The idea of just sitting around seems boring and a total waste of time. We’ve all got so much to do and not enough time to do it. Pedram Shojai asks: why sit around and waste such an already precious commodity that seems to be lacking in all of our lives?
Meditation is more than a technique – it is a way of life. It is a way for us to see the universe and hold audience for the millions of bits of information that are passing through our minds in any given moment. We can all relate to that. Noise everywhere, all of the time. So how do we get rid of that noise? We don’t.
We cannot make the noise go away. It is a reflection of all of the processes of life as the nervous system is firing and communicating with the body all of the time. To stop the noise is to stop life; to stop the noise entirely, you’d have to be brain dead. Last I checked, that isn’t a leading wellness practice.
So what’s all this talk about meditation and how it helps calm us down and stop the noise? Meditation is about accepting reality. It is about learning to observe phenomena come and go without reacting to them. To meditate is to maintain equanimity in all affairs and to watch circumstances come and go without getting mentally and emotionally attached to them. We cannot stop our minds, but we can calm them.
Meditation can help drive energy back to the parasympathetic nervous system which helps with digestion, immunity, sexual function, and, in short, the body’s healing and self-regulating capacities. It helps blunt the release of the stress hormone cortisol and, in turn, helps regulate the sex hormones and our stress response. This can help calm the body and mind and make it a lot quieter upstairs, though not all-together silent.

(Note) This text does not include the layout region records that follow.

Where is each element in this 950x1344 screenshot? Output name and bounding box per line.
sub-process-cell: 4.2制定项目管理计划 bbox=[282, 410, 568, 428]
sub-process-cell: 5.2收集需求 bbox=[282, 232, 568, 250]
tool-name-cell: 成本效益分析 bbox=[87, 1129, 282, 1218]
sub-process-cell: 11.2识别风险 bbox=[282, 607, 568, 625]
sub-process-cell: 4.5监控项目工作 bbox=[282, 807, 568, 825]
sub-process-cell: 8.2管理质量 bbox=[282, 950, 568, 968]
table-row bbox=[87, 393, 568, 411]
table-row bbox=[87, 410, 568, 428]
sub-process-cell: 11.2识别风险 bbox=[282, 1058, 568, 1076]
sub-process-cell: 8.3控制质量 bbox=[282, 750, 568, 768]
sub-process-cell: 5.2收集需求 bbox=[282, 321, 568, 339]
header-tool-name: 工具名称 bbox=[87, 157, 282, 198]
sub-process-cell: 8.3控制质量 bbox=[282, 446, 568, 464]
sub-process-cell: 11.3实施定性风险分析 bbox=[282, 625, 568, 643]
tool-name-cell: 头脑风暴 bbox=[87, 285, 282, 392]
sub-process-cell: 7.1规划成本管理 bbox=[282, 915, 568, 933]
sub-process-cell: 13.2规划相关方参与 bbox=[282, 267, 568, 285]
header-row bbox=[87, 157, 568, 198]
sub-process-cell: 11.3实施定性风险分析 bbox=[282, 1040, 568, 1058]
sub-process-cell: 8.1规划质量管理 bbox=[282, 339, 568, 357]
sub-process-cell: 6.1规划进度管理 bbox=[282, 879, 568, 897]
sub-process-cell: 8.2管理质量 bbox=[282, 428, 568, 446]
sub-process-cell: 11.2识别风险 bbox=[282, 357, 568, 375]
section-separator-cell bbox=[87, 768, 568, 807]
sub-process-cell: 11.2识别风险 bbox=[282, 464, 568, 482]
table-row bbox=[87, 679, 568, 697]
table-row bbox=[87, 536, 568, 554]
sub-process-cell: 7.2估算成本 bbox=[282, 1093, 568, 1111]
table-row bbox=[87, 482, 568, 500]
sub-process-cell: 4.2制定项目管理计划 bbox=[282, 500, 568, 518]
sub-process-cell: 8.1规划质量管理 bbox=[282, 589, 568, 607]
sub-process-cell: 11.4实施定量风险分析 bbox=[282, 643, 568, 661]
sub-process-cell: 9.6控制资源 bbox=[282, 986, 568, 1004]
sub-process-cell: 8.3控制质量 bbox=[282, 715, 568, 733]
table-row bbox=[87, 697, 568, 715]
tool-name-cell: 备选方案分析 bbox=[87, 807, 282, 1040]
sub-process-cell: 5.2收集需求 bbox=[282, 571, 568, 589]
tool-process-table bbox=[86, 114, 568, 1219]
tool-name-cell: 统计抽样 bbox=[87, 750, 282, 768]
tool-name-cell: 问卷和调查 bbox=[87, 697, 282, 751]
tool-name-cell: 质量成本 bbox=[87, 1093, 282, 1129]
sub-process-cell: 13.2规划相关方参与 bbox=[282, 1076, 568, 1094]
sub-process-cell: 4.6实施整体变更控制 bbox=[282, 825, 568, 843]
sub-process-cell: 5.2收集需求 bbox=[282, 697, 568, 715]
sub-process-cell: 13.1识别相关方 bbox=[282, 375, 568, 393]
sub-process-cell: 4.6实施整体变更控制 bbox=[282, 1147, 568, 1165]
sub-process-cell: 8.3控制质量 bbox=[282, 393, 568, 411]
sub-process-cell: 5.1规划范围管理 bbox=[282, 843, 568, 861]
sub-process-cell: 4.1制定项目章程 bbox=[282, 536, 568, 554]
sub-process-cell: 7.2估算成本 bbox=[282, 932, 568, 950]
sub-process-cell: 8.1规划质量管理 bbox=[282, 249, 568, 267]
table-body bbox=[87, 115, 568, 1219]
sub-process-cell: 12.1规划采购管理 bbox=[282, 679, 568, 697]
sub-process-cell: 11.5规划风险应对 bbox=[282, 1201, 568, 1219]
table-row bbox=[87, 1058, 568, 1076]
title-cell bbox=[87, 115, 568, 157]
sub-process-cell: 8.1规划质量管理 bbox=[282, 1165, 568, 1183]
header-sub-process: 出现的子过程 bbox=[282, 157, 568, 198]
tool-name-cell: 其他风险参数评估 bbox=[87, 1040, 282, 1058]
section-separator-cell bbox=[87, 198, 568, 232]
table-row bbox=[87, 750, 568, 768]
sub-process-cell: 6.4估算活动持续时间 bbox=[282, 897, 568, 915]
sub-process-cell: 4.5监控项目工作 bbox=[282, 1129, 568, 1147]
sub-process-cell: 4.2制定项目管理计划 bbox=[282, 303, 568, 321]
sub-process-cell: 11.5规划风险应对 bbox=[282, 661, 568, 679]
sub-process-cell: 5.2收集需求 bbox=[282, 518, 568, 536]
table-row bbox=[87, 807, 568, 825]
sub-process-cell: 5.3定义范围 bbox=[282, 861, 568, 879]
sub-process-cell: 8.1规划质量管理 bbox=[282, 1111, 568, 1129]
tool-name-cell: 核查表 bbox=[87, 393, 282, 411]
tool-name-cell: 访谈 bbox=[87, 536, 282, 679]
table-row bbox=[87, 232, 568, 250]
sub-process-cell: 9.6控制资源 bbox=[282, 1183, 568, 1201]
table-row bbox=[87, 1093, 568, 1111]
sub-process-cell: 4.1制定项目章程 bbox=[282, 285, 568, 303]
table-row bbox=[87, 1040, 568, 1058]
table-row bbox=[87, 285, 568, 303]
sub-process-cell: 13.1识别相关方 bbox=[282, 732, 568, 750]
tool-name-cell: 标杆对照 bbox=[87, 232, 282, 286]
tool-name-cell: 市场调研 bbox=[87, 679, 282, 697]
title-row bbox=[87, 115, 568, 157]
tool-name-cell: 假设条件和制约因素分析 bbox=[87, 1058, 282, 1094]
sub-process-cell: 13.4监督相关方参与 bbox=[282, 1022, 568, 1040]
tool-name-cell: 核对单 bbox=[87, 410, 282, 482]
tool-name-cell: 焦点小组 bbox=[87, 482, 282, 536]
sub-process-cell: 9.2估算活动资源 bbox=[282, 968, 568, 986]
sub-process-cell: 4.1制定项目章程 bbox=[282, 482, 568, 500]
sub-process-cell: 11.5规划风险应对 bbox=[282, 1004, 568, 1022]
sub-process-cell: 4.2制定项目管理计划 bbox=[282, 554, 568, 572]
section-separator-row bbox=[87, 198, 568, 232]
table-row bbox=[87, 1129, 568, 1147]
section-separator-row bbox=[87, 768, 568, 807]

There is, however, silence to be observed. Music, they say, is the silence between the notes. Through meditation, we learn to see the empty spaces between our thoughts as they come and go. We can observe silence in the void at the bottom of a breath; we can see it in the stillness of the universe, which sits at the heart of all movement.
The universe is in perpetual motion. Everything is moving at all times, expanding and contracting simultaneously. Change is everywhere. Our fear of change is likened to us trying to fix our gaze on an object through the train window and freak out that it has left our visual field. We get up and run to another window to get another glimpse of it, but, alas, it will pass. Mourning its loss is the state of human affairs.
Finding stillness inside is about syncing up with the movement of the universe and moving with it. Only then can we smile happily on the train and enjoy the ride. We can let go of needing to fixate on objects out the window and go with the flow. When the first monk tells the other, “this is it”, he’s right. This is it.